At present, 14 GJB3 gene mutations and 7 GJB4 gene mutations are reported at home and abroad, wherein the 7 GJB4 gene mutations are all autosomal dominant inheritance, the 3 GJB3 mutations are autosomal recessive inheritance, and the rest GJB3 mutations are all dominant inheritance. Mutations in the GJB3 gene often result in extensive and severe keratinizing lesions, with more severe disease, than localized keratosis due to mutations in the GJB4 gene. Most patients with this disease develop the disease in the first year after birth, and the disease tends to be stable with the increase of age, but not to be cured for a long time, and the disease can be aggravated by trauma, mechanical friction, mood fluctuation, temperature change and the like, and the main characteristics of the disease are migratory and variable erythema and relatively fixed keratotic plaque.
Disclosure of Invention
An object of the present invention is to provide a novel use of a substance for detecting single nucleotide polymorphisms at positions 34 and 474 of the second exon of the GJB3 gene.
The invention provides an application of a substance for detecting the polymorphism of single nucleotides at 34 th and 474 th sites of a second exon of a GJB3 gene in preparation of a product for detecting or assisting in detecting variable erythema keratosis.
The invention also provides application of the substance for detecting the polymorphism of the mononucleotide at the 34 th site and the 474 th site of the second exon of the GJB3 gene in detecting or assisting in detecting the variable erythema keratosis.
In the application, the substance for detecting the single nucleotide polymorphisms at the 34 th site and the 474 th site of the second exon of the GJB3 gene is a primer pair for amplifying DNA fragments containing the 34 th site and the 474 th site of the second exon of the GJB3 gene.

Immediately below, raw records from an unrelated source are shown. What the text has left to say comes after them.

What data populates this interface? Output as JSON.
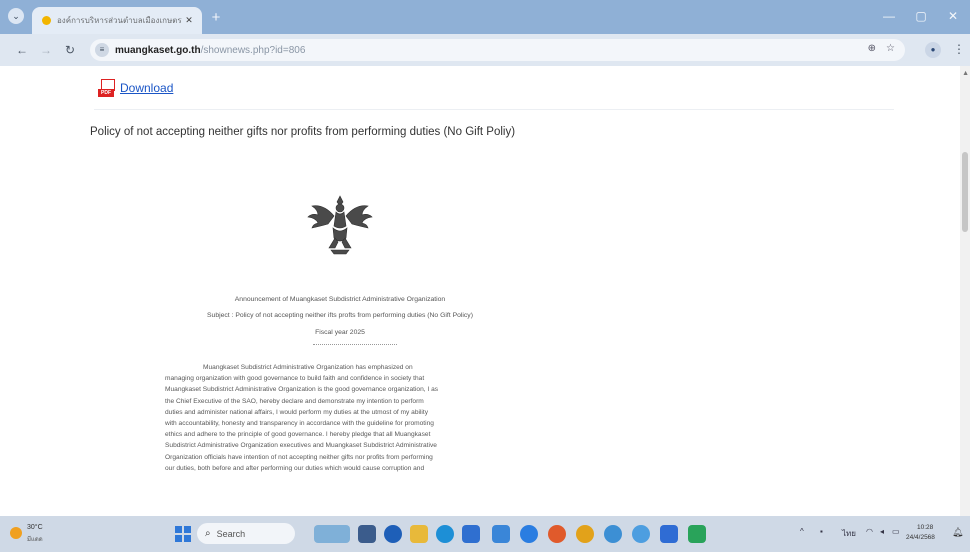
{
  "browser": {
    "tab_title": "องค์การบริหารส่วนตำบลเมืองเกษตร",
    "tab_close": "✕",
    "new_tab": "+",
    "url_host": "muangkaset.go.th",
    "url_path": "/shownews.php?id=806",
    "minimize": "—",
    "maximize": "▢",
    "close": "✕"
  },
  "page": {
    "download_label": "Download",
    "pdf_badge": "PDF",
    "policy_title": "Policy of not accepting neither gifts nor profits from performing duties (No Gift Poliy)"
  },
  "document": {
    "heading": "Announcement of Muangkaset Subdistrict Administrative Organization",
    "subject": "Subject : Policy of not accepting neither ifts profts from performing duties (No Gift Policy)",
    "fiscal_year": "Fiscal year 2025",
    "body_lines": [
      "Muangkaset Subdistrict Administrative Organization has emphasized on",
      "managing organization with good governance to build faith and confidence in society that",
      "Muangkaset Subdistrict Administrative Organization is the good governance organization, I as",
      "the Chief Executive of the SAO, hereby declare and demonstrate my intention to perform",
      "duties and administer national affairs, I would perform my duties at the utmost of my ability",
      "with accountability, honesty and transparency in accordance with the guideline for promoting",
      "ethics and adhere to the principle of good governance. I hereby pledge that all Muangkaset",
      "Subdistrict Administrative Organization executives and Muangkaset Subdistrict Administrative",
      "Organization officials have intention of not accepting neither gifts nor profits from performing",
      "our duties, both before and after performing our duties which would cause corruption and"
    ]
  },
  "taskbar": {
    "temperature": "30°C",
    "condition": "มีแดด",
    "search_placeholder": "Search",
    "time": "10:28",
    "date": "24/4/2568"
  },
  "colors": {
    "tabbar": "#8fb0d6",
    "toolbar": "#dfe7f1",
    "link": "#1a55c6",
    "pdf_red": "#dd2222",
    "taskbar": "#cfd9e6"
  },
  "icons": [
    "chevron-down-icon",
    "close-icon",
    "plus-icon",
    "back-icon",
    "forward-icon",
    "reload-icon",
    "site-info-icon",
    "translate-icon",
    "star-icon",
    "profile-icon",
    "menu-icon",
    "pdf-icon",
    "emblem-icon",
    "weather-icon",
    "windows-icon",
    "search-icon"
  ]
}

In the above application, the primer pair is 1) or 2):
1) a primer pair A consisting of a single-stranded DNA molecule shown in a sequence 2 in the sequence table and a single-stranded DNA molecule shown in a sequence 3 in the sequence table;
2) a primer pair B consisting of a single-stranded DNA molecule shown in a sequence A and a single-stranded DNA molecule shown in a sequence B;
the sequence A is a nucleotide which is obtained by deleting or adding or changing one or more nucleotides in the sequence 2 and has the same function as the sequence 2;
and the sequence B is a nucleotide which is obtained by deleting or adding or changing one or more nucleotides in the sequence 3 and has the same function as the sequence 3.

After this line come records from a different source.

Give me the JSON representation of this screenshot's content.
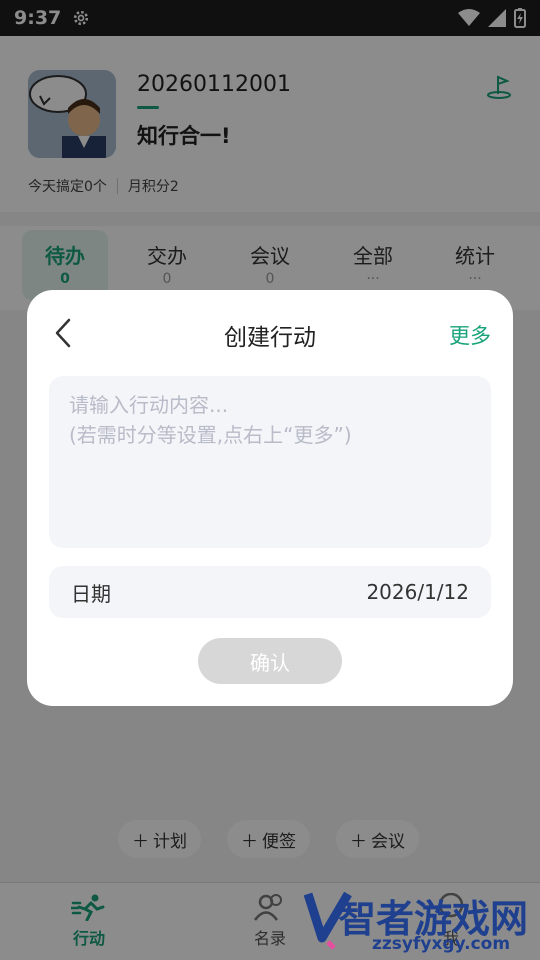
{
  "status_bar": {
    "time": "9:37"
  },
  "profile": {
    "user_id": "20260112001",
    "motto": "知行合一!",
    "today_done": "今天搞定0个",
    "month_score": "月积分2"
  },
  "tabs": [
    {
      "label": "待办",
      "count": "0",
      "active": true
    },
    {
      "label": "交办",
      "count": "0",
      "active": false
    },
    {
      "label": "会议",
      "count": "0",
      "active": false
    },
    {
      "label": "全部",
      "count": "···",
      "active": false
    },
    {
      "label": "统计",
      "count": "···",
      "active": false
    }
  ],
  "quick_actions": {
    "plan": "计划",
    "note": "便签",
    "meeting": "会议"
  },
  "bottom_nav": {
    "action": "行动",
    "contacts": "名录",
    "other": "我"
  },
  "watermark": {
    "name": "智者游戏网",
    "url": "zzsyfyxgy.com"
  },
  "dialog": {
    "title": "创建行动",
    "more": "更多",
    "content_placeholder": "请输入行动内容...\n(若需时分等设置,点右上“更多”)",
    "date_label": "日期",
    "date_value": "2026/1/12",
    "confirm": "确认"
  },
  "colors": {
    "accent": "#1aa37a",
    "confirm_disabled": "#d7d7d7",
    "watermark": "#1f3f8f"
  }
}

It is another object of the present invention to provide a kit for detecting or aiding in the detection of variable erythematous keratoderma.
The kit for detecting or assisting in detecting the variable erythema keratosis provided by the invention comprises a substance for detecting the single nucleotide polymorphism at the 34 th site and the 474 th site of the second exon of the GJB3 gene.

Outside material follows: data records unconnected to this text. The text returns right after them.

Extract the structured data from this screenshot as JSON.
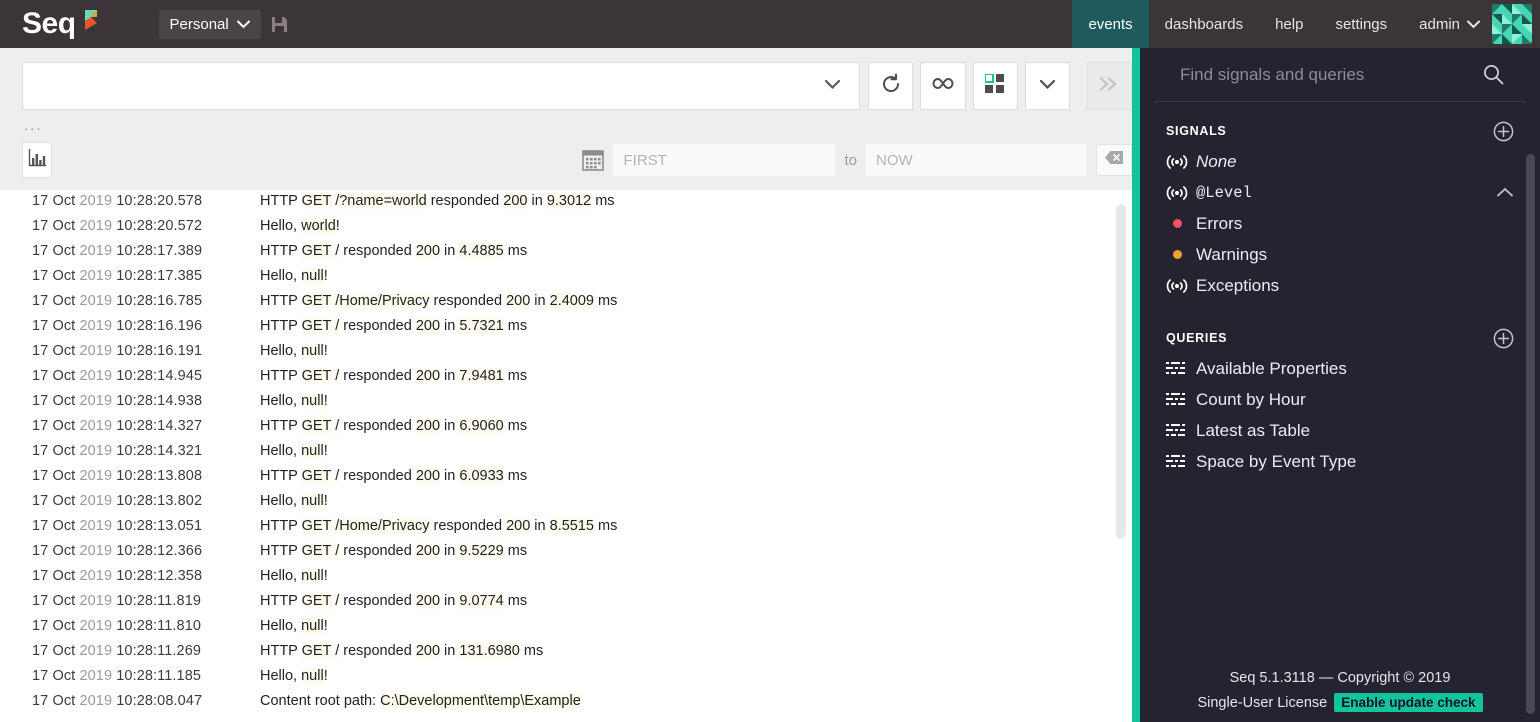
{
  "navbar": {
    "brand": "Seq",
    "brand_mark_icon": "seq-flag-logo",
    "personal_label": "Personal",
    "personal_chevron_icon": "chevron-down-icon",
    "save_icon": "save-disk-icon",
    "items": [
      {
        "label": "events",
        "active": true
      },
      {
        "label": "dashboards",
        "active": false
      },
      {
        "label": "help",
        "active": false
      },
      {
        "label": "settings",
        "active": false
      }
    ],
    "admin_label": "admin",
    "admin_chevron_icon": "chevron-down-icon",
    "avatar_icon": "user-identicon-avatar"
  },
  "toolbar": {
    "query_value": "",
    "query_placeholder": "",
    "query_chevron_icon": "chevron-down-icon",
    "refresh_icon": "refresh-icon",
    "tail_icon": "infinity-tail-icon",
    "grid_icon": "grid-columns-icon",
    "more_chevron_icon": "chevron-down-icon",
    "expand_icon": "double-chevron-right-icon",
    "ellipsis": "...",
    "chart_toggle_icon": "bar-chart-icon",
    "calendar_icon": "calendar-icon",
    "range_from_value": "",
    "range_from_placeholder": "FIRST",
    "range_to_label": "to",
    "range_to_value": "",
    "range_to_placeholder": "NOW",
    "clear_icon": "clear-backspace-icon"
  },
  "events": [
    {
      "date": "17 Oct ",
      "year": "2019",
      "time": "10:28:20.578",
      "parts": [
        {
          "t": "HTTP ",
          "h": false
        },
        {
          "t": "GET",
          "h": true
        },
        {
          "t": " ",
          "h": false
        },
        {
          "t": "/?name=world",
          "h": true
        },
        {
          "t": " responded ",
          "h": false
        },
        {
          "t": "200",
          "h": true
        },
        {
          "t": " in ",
          "h": false
        },
        {
          "t": "9.3012",
          "h": true
        },
        {
          "t": " ms",
          "h": false
        }
      ]
    },
    {
      "date": "17 Oct ",
      "year": "2019",
      "time": "10:28:20.572",
      "parts": [
        {
          "t": "Hello, ",
          "h": false
        },
        {
          "t": "world",
          "h": true
        },
        {
          "t": "!",
          "h": false
        }
      ]
    },
    {
      "date": "17 Oct ",
      "year": "2019",
      "time": "10:28:17.389",
      "parts": [
        {
          "t": "HTTP ",
          "h": false
        },
        {
          "t": "GET",
          "h": true
        },
        {
          "t": " ",
          "h": false
        },
        {
          "t": "/",
          "h": true
        },
        {
          "t": " responded ",
          "h": false
        },
        {
          "t": "200",
          "h": true
        },
        {
          "t": " in ",
          "h": false
        },
        {
          "t": "4.4885",
          "h": true
        },
        {
          "t": " ms",
          "h": false
        }
      ]
    },
    {
      "date": "17 Oct ",
      "year": "2019",
      "time": "10:28:17.385",
      "parts": [
        {
          "t": "Hello, ",
          "h": false
        },
        {
          "t": "null",
          "h": true
        },
        {
          "t": "!",
          "h": false
        }
      ]
    },
    {
      "date": "17 Oct ",
      "year": "2019",
      "time": "10:28:16.785",
      "parts": [
        {
          "t": "HTTP ",
          "h": false
        },
        {
          "t": "GET",
          "h": true
        },
        {
          "t": " ",
          "h": false
        },
        {
          "t": "/Home/Privacy",
          "h": true
        },
        {
          "t": " responded ",
          "h": false
        },
        {
          "t": "200",
          "h": true
        },
        {
          "t": " in ",
          "h": false
        },
        {
          "t": "2.4009",
          "h": true
        },
        {
          "t": " ms",
          "h": false
        }
      ]
    },
    {
      "date": "17 Oct ",
      "year": "2019",
      "time": "10:28:16.196",
      "parts": [
        {
          "t": "HTTP ",
          "h": false
        },
        {
          "t": "GET",
          "h": true
        },
        {
          "t": " ",
          "h": false
        },
        {
          "t": "/",
          "h": true
        },
        {
          "t": " responded ",
          "h": false
        },
        {
          "t": "200",
          "h": true
        },
        {
          "t": " in ",
          "h": false
        },
        {
          "t": "5.7321",
          "h": true
        },
        {
          "t": " ms",
          "h": false
        }
      ]
    },
    {
      "date": "17 Oct ",
      "year": "2019",
      "time": "10:28:16.191",
      "parts": [
        {
          "t": "Hello, ",
          "h": false
        },
        {
          "t": "null",
          "h": true
        },
        {
          "t": "!",
          "h": false
        }
      ]
    },
    {
      "date": "17 Oct ",
      "year": "2019",
      "time": "10:28:14.945",
      "parts": [
        {
          "t": "HTTP ",
          "h": false
        },
        {
          "t": "GET",
          "h": true
        },
        {
          "t": " ",
          "h": false
        },
        {
          "t": "/",
          "h": true
        },
        {
          "t": " responded ",
          "h": false
        },
        {
          "t": "200",
          "h": true
        },
        {
          "t": " in ",
          "h": false
        },
        {
          "t": "7.9481",
          "h": true
        },
        {
          "t": " ms",
          "h": false
        }
      ]
    },
    {
      "date": "17 Oct ",
      "year": "2019",
      "time": "10:28:14.938",
      "parts": [
        {
          "t": "Hello, ",
          "h": false
        },
        {
          "t": "null",
          "h": true
        },
        {
          "t": "!",
          "h": false
        }
      ]
    },
    {
      "date": "17 Oct ",
      "year": "2019",
      "time": "10:28:14.327",
      "parts": [
        {
          "t": "HTTP ",
          "h": false
        },
        {
          "t": "GET",
          "h": true
        },
        {
          "t": " ",
          "h": false
        },
        {
          "t": "/",
          "h": true
        },
        {
          "t": " responded ",
          "h": false
        },
        {
          "t": "200",
          "h": true
        },
        {
          "t": " in ",
          "h": false
        },
        {
          "t": "6.9060",
          "h": true
        },
        {
          "t": " ms",
          "h": false
        }
      ]
    },
    {
      "date": "17 Oct ",
      "year": "2019",
      "time": "10:28:14.321",
      "parts": [
        {
          "t": "Hello, ",
          "h": false
        },
        {
          "t": "null",
          "h": true
        },
        {
          "t": "!",
          "h": false
        }
      ]
    },
    {
      "date": "17 Oct ",
      "year": "2019",
      "time": "10:28:13.808",
      "parts": [
        {
          "t": "HTTP ",
          "h": false
        },
        {
          "t": "GET",
          "h": true
        },
        {
          "t": " ",
          "h": false
        },
        {
          "t": "/",
          "h": true
        },
        {
          "t": " responded ",
          "h": false
        },
        {
          "t": "200",
          "h": true
        },
        {
          "t": " in ",
          "h": false
        },
        {
          "t": "6.0933",
          "h": true
        },
        {
          "t": " ms",
          "h": false
        }
      ]
    },
    {
      "date": "17 Oct ",
      "year": "2019",
      "time": "10:28:13.802",
      "parts": [
        {
          "t": "Hello, ",
          "h": false
        },
        {
          "t": "null",
          "h": true
        },
        {
          "t": "!",
          "h": false
        }
      ]
    },
    {
      "date": "17 Oct ",
      "year": "2019",
      "time": "10:28:13.051",
      "parts": [
        {
          "t": "HTTP ",
          "h": false
        },
        {
          "t": "GET",
          "h": true
        },
        {
          "t": " ",
          "h": false
        },
        {
          "t": "/Home/Privacy",
          "h": true
        },
        {
          "t": " responded ",
          "h": false
        },
        {
          "t": "200",
          "h": true
        },
        {
          "t": " in ",
          "h": false
        },
        {
          "t": "8.5515",
          "h": true
        },
        {
          "t": " ms",
          "h": false
        }
      ]
    },
    {
      "date": "17 Oct ",
      "year": "2019",
      "time": "10:28:12.366",
      "parts": [
        {
          "t": "HTTP ",
          "h": false
        },
        {
          "t": "GET",
          "h": true
        },
        {
          "t": " ",
          "h": false
        },
        {
          "t": "/",
          "h": true
        },
        {
          "t": " responded ",
          "h": false
        },
        {
          "t": "200",
          "h": true
        },
        {
          "t": " in ",
          "h": false
        },
        {
          "t": "9.5229",
          "h": true
        },
        {
          "t": " ms",
          "h": false
        }
      ]
    },
    {
      "date": "17 Oct ",
      "year": "2019",
      "time": "10:28:12.358",
      "parts": [
        {
          "t": "Hello, ",
          "h": false
        },
        {
          "t": "null",
          "h": true
        },
        {
          "t": "!",
          "h": false
        }
      ]
    },
    {
      "date": "17 Oct ",
      "year": "2019",
      "time": "10:28:11.819",
      "parts": [
        {
          "t": "HTTP ",
          "h": false
        },
        {
          "t": "GET",
          "h": true
        },
        {
          "t": " ",
          "h": false
        },
        {
          "t": "/",
          "h": true
        },
        {
          "t": " responded ",
          "h": false
        },
        {
          "t": "200",
          "h": true
        },
        {
          "t": " in ",
          "h": false
        },
        {
          "t": "9.0774",
          "h": true
        },
        {
          "t": " ms",
          "h": false
        }
      ]
    },
    {
      "date": "17 Oct ",
      "year": "2019",
      "time": "10:28:11.810",
      "parts": [
        {
          "t": "Hello, ",
          "h": false
        },
        {
          "t": "null",
          "h": true
        },
        {
          "t": "!",
          "h": false
        }
      ]
    },
    {
      "date": "17 Oct ",
      "year": "2019",
      "time": "10:28:11.269",
      "parts": [
        {
          "t": "HTTP ",
          "h": false
        },
        {
          "t": "GET",
          "h": true
        },
        {
          "t": " ",
          "h": false
        },
        {
          "t": "/",
          "h": true
        },
        {
          "t": " responded ",
          "h": false
        },
        {
          "t": "200",
          "h": true
        },
        {
          "t": " in ",
          "h": false
        },
        {
          "t": "131.6980",
          "h": true
        },
        {
          "t": " ms",
          "h": false
        }
      ]
    },
    {
      "date": "17 Oct ",
      "year": "2019",
      "time": "10:28:11.185",
      "parts": [
        {
          "t": "Hello, ",
          "h": false
        },
        {
          "t": "null",
          "h": true
        },
        {
          "t": "!",
          "h": false
        }
      ]
    },
    {
      "date": "17 Oct ",
      "year": "2019",
      "time": "10:28:08.047",
      "parts": [
        {
          "t": "Content root path: ",
          "h": false
        },
        {
          "t": "C:\\Development\\temp\\Example",
          "h": true
        }
      ]
    }
  ],
  "sidebar": {
    "search_value": "",
    "search_placeholder": "Find signals and queries",
    "search_icon": "search-icon",
    "signals_heading": "SIGNALS",
    "signals_add_icon": "plus-circle-icon",
    "signals": [
      {
        "label": "None",
        "icon": "signal-broadcast-icon",
        "style": "italic",
        "expandable": false
      },
      {
        "label": "@Level",
        "icon": "signal-broadcast-icon",
        "style": "mono",
        "expandable": true,
        "caret_icon": "chevron-up-icon",
        "children": [
          {
            "label": "Errors",
            "color": "#f0516b"
          },
          {
            "label": "Warnings",
            "color": "#f0a030"
          }
        ]
      },
      {
        "label": "Exceptions",
        "icon": "signal-broadcast-icon",
        "style": "normal",
        "expandable": false
      }
    ],
    "queries_heading": "QUERIES",
    "queries_add_icon": "plus-circle-icon",
    "queries": [
      {
        "label": "Available Properties",
        "icon": "query-grid-icon"
      },
      {
        "label": "Count by Hour",
        "icon": "query-grid-icon"
      },
      {
        "label": "Latest as Table",
        "icon": "query-grid-icon"
      },
      {
        "label": "Space by Event Type",
        "icon": "query-grid-icon"
      }
    ],
    "footer": {
      "copyright": "Seq 5.1.3118 — Copyright © 2019",
      "license": "Single-User License",
      "update_badge": "Enable update check"
    }
  },
  "colors": {
    "navbar_bg": "#3b3438",
    "active_tab_bg": "#1f5b5c",
    "accent_teal": "#12c49c",
    "sidebar_bg": "#25232f",
    "highlight": "#fdfbed",
    "error_dot": "#f0516b",
    "warning_dot": "#f0a030"
  }
}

In the kit, the substances for detecting the mononucleotide polymorphism at 34 th and 474 th sites of the second exon of the GJB3 gene are primer pairs for amplifying DNA fragments containing the 34 th and the 474 th sites of the second exon of the GJB3 gene.
In the kit, the primer pair is 1) or 2):
1) a primer pair A consisting of a single-stranded DNA molecule shown in a sequence 2 in the sequence table and a single-stranded DNA molecule shown in a sequence 3 in the sequence table;
2) a primer pair B consisting of a single-stranded DNA molecule shown in a sequence A and a single-stranded DNA molecule shown in a sequence B;
the sequence A is a nucleotide which is obtained by deleting or adding or changing one or more nucleotides in the sequence 2 and has the same function as the sequence 2;
and the sequence B is a nucleotide which is obtained by deleting or adding or changing one or more nucleotides in the sequence 3 and has the same function as the sequence 3.
In the kit, the kit further comprises a data processing device; the data processing apparatus has functions as shown in (a1) and (a 2):
(a1) detecting the single nucleotide polymorphism at 34 th and 474 th sites of a second exon of a GJB3 gene of a subject;
(a2) determining whether the subject is a patient with variable erythema keratosis according to the detection result: if the 34 th site and the 474 th site of the second exon of the GJB3 gene of the subject are both mutated from the base G to the base A, the subject is or is selected to be the patient with the degenerative erythema keratosis; otherwise, the subject is not, or is not candidate for, a variable erythema keratosis patient.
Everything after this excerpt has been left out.